Selon M. Kamalvandi, l'Iran et l'AIEA doivent se retrouver mercredi à Vienne pour discuter d'une autre visite prévue dans le cadre de cette feuille de route, à la mine d'uranium de Gachin (sud).
Outre l'inspection de l'usine d'Arak et de Gachin, l'accord avec l'AIEA prévoit que l'Iran fournisse des informations sur les futurs réacteurs de recherche, les emplacements des nouvelles centrales nucléaires civiles ou encore les futurs sites d'enrichissement d'uranium.
Selon M. Kamalvandi, ces renseignements ont été fournis "dans les délais impartis, dans le cadre des accords de sauvegarde" du traité de non-prolifération (TNP), a rapporté l'agence officielle Irna.
Selon un accord intérimaire conclu fin novembre à Genève avec le groupe des 5+1 (Etats-Unis, Chine, Russie, France, Grande-Bretagne et Allemagne), l'Iran s'est engagé à geler les travaux sur le réacteur d'Arak pour une période de six mois et à ne pas construire d'usine de retraitement de plutonium.
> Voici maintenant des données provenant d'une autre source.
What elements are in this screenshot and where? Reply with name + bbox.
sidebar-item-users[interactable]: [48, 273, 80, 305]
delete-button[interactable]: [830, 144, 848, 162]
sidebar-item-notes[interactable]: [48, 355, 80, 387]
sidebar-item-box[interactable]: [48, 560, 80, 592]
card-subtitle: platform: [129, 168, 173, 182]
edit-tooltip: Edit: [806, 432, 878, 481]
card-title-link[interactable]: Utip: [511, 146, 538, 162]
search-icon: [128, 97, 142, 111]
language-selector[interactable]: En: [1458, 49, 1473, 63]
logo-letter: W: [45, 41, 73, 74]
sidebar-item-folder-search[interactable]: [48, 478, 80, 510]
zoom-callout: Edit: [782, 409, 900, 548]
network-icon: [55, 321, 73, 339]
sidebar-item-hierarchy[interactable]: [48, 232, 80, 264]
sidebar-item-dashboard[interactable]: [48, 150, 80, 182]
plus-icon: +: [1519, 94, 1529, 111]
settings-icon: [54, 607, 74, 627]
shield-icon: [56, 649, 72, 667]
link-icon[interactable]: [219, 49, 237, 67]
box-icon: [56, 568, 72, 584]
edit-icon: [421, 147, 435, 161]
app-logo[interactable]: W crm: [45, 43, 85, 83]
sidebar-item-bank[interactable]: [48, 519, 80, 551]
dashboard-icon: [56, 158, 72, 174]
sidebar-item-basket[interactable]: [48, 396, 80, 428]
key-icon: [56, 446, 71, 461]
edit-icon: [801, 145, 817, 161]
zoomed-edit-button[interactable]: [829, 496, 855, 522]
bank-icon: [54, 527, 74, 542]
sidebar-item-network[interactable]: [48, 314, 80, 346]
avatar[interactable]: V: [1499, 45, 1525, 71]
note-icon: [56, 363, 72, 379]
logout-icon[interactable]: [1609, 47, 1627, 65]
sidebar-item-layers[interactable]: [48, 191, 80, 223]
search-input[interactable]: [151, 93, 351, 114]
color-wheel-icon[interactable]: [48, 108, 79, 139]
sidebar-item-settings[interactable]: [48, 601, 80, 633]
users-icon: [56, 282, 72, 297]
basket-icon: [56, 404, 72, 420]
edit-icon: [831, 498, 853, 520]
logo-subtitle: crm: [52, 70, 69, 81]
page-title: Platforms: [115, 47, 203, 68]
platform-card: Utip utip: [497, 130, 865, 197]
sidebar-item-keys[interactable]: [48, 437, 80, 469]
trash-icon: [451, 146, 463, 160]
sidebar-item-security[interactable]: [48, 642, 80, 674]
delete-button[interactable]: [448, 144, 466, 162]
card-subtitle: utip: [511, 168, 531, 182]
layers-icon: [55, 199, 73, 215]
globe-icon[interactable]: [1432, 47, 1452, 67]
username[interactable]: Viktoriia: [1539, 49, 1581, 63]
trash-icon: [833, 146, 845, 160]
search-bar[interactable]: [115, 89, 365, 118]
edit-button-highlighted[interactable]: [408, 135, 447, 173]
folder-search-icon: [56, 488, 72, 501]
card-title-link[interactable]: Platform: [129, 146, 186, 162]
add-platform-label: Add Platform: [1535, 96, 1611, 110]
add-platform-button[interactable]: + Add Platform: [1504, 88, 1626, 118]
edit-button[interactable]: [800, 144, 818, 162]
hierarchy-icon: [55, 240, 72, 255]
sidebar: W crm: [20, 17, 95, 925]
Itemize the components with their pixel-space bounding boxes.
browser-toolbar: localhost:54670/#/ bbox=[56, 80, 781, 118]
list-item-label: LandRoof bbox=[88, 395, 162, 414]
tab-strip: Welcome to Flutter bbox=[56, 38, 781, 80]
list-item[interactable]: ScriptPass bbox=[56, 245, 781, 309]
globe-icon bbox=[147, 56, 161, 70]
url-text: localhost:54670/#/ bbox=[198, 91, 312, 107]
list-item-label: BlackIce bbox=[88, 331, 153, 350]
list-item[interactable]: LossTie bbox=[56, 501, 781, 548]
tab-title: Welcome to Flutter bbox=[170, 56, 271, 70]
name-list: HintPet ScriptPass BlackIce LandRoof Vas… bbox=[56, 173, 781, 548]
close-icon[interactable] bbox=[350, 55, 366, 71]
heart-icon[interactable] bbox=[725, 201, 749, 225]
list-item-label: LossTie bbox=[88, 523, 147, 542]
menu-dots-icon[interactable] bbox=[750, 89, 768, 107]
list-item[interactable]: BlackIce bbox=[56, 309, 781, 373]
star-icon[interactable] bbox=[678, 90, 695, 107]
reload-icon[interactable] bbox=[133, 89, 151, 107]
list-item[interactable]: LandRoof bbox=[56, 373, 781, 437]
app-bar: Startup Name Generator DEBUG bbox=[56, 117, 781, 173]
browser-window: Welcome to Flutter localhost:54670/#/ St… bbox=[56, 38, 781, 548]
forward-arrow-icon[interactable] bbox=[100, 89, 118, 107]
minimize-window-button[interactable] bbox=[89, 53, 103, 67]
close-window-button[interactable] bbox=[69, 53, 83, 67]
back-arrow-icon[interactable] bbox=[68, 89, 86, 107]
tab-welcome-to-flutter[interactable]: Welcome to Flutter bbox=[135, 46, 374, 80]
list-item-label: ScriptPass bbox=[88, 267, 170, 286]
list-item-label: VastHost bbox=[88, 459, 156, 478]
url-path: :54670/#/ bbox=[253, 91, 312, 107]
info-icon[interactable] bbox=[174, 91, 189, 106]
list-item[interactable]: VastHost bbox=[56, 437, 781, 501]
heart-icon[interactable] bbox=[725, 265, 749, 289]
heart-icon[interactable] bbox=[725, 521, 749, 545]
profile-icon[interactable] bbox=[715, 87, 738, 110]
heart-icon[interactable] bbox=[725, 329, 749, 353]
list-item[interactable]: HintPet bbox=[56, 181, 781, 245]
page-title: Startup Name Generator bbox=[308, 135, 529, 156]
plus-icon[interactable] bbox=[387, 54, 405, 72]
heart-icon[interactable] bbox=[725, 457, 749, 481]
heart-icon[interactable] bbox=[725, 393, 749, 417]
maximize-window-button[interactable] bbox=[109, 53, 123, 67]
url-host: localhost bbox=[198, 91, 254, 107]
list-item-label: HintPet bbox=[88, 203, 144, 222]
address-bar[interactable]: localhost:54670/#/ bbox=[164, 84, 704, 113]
En échange, les grandes puissances ont accepté un allègement limité des sanctions asphyxiant l'économie iranienne.
L'agence onusienne tente pour sa part depuis deux ans d'éclaircir certains éléments indiquant que l'Iran a cherché à développer l'arme atomique, principalement avant 2003, sous couvert de nucléaire civil.